Lydia mußte insgesamt dreimal gegen die Tür klopfen, und auch dann dauerte es noch eine geraume Weile, bis Schritte zu hören waren. Eine ziemlich mißgelaunt klingende Stimme rief etwas, das Charity nicht verstand, dann klirrte eine Kette.

»Was ist denn jetzt noch? Ich habe euch doch gesagt ...« Angellica hatte offensichtlich jemand anderen erwartet, denn sie verstummte mitten im Wort, als sie die Tür vollends öffnete und sah, wer davor stand.

Angellica war ein gutes Stück älter als ihre Schwester, machte aber keinen so verhärmten und ausgezehrten Eindruck. Sie hatte dunkles, lang bis auf die Schultern herabfallendes Haar und trug eine dünne Silberkette mit einem auffallend großen Edelstein um den Hals. Ihr Kleid war einfach, aber so gut geschneidert, daß es ein kleines Vermögen wert sein mußte. An ihren Fingern blitzten zahlreiche, schwere Ringe. Es schien gewisse Vorteile zu haben, dachte Charity, auf der Seite der Besatzer zu stehen. Manche Dinge änderten sich anscheinend nie.

»Lydia?« flüsterte sie. »Du? Du bist...« Sie brach wieder ab. Ihr Blick glitt kurz und taxierend über Charity, dann über Gurk, der wieder den Strohhut aufgesetzt hatte und mit gesenktem Kopf dastand.

»Was willst du hier?« fragte sie dann mit eisiger Stimme. »Was sind das für Leute?«

»Laß uns rein, Angellica«, bat Lydia. »Es sind ... Freunde von mir. Sie haben mir geholfen, aber jetzt brauchen wir selbst Hilfe.«

»Hilfe?« Angellicas Lippen verzogen sich zu einem kalten, abfälligen Lächeln. »Hilfe - wobei?« fragte sie. »Hast du noch nicht genug Schaden angerichtet?«

Kent warf Charity hinter der Tür einen fragenden Blick zu. Sie ignorierte ihn.

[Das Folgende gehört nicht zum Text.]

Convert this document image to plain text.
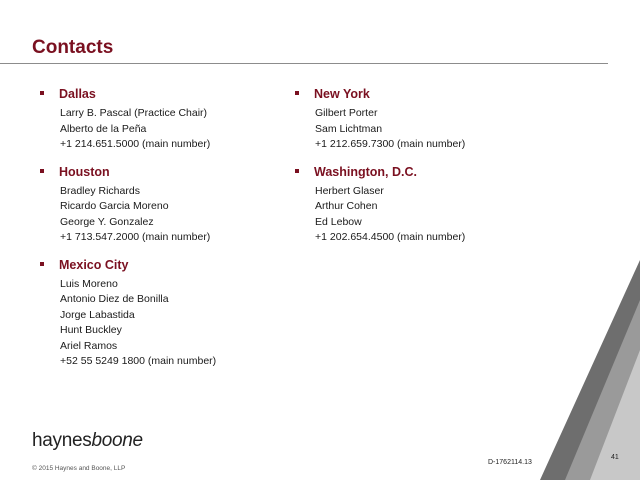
Contacts
Dallas
Larry B. Pascal (Practice Chair)
Alberto de la Peña
+1 214.651.5000 (main number)
Houston
Bradley Richards
Ricardo Garcia Moreno
George Y. Gonzalez
+1 713.547.2000 (main number)
Mexico City
Luis Moreno
Antonio Diez de Bonilla
Jorge Labastida
Hunt Buckley
Ariel Ramos
+52 55 5249 1800 (main number)
New York
Gilbert Porter
Sam Lichtman
+1 212.659.7300 (main number)
Washington, D.C.
Herbert Glaser
Arthur Cohen
Ed Lebow
+1 202.654.4500 (main number)
haynesboone
© 2015 Haynes and Boone, LLP
D-1762114.13
41
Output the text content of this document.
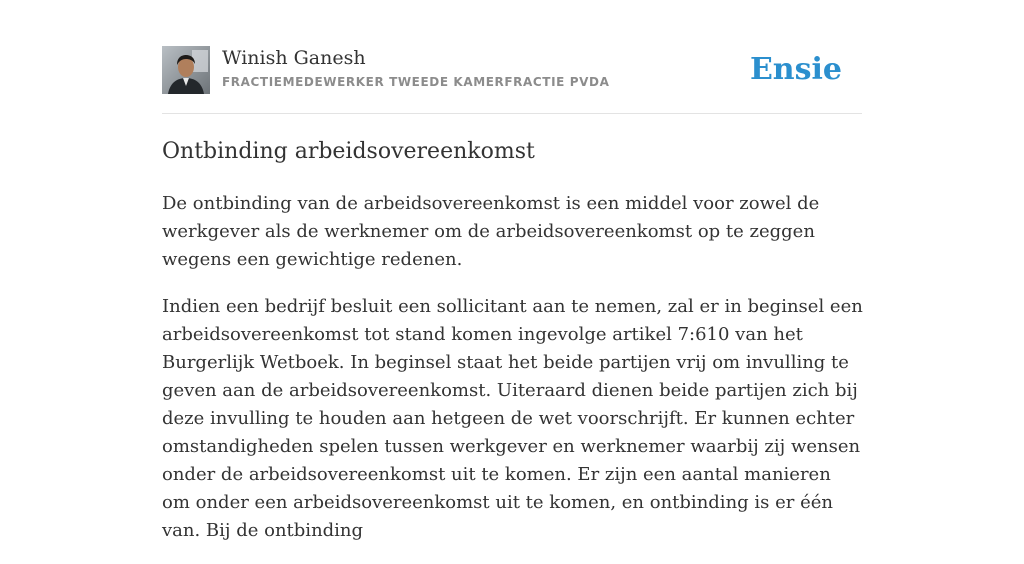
Winish Ganesh
FRACTIEMEDEWERKER TWEEDE KAMERFRACTIE PVDA	Ensie
Ontbinding arbeidsovereenkomst

De ontbinding van de arbeidsovereenkomst is een middel voor zowel de werkgever als de werknemer om de arbeidsovereenkomst op te zeggen wegens een gewichtige redenen.

Indien een bedrijf besluit een sollicitant aan te nemen, zal er in beginsel een arbeidsovereenkomst tot stand komen ingevolge artikel 7:610 van het Burgerlijk Wetboek. In beginsel staat het beide partijen vrij om invulling te geven aan de arbeidsovereenkomst. Uiteraard dienen beide partijen zich bij deze invulling te houden aan hetgeen de wet voorschrijft. Er kunnen echter omstandigheden spelen tussen werkgever en werknemer waarbij zij wensen onder de arbeidsovereenkomst uit te komen. Er zijn een aantal manieren om onder een arbeidsovereenkomst uit te komen, en ontbinding is er één van. Bij de ontbinding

»Bitte, Angellica«, sagte Lydia. »Nur für einen Moment.«

Charity konnte direkt sehen, wie es hinter Angellicas Stirn arbeitete. Und es vergingen noch einmal endlose Sekunden, ehe sie schließlich mit sichtlichem Widerwillen nickte.

»Also gut«, sagte sie. »Fünf Minuten. Und gebt euch gar nicht erst die Mühe, euch irgendwie verrückte Geschichten auszudenken. Keine Sekunde länger.«

Was für ein Herzchen, dachte Charity. Laut sagte sie: »Ich danke Ihnen«, trat an Lydia und ihrer Schwester vorbei in die Wohnung und schob Gurk dabei wie ein Kind vor sich her. In der gleichen Bewegung und ohne die mindeste Spur von Hast trat sie hinter Angellica, legte ihr den Arm um den Hals und bog ihren Kopf in den Nacken, während sie ihr mit der anderen Hand den Mund zuhielt.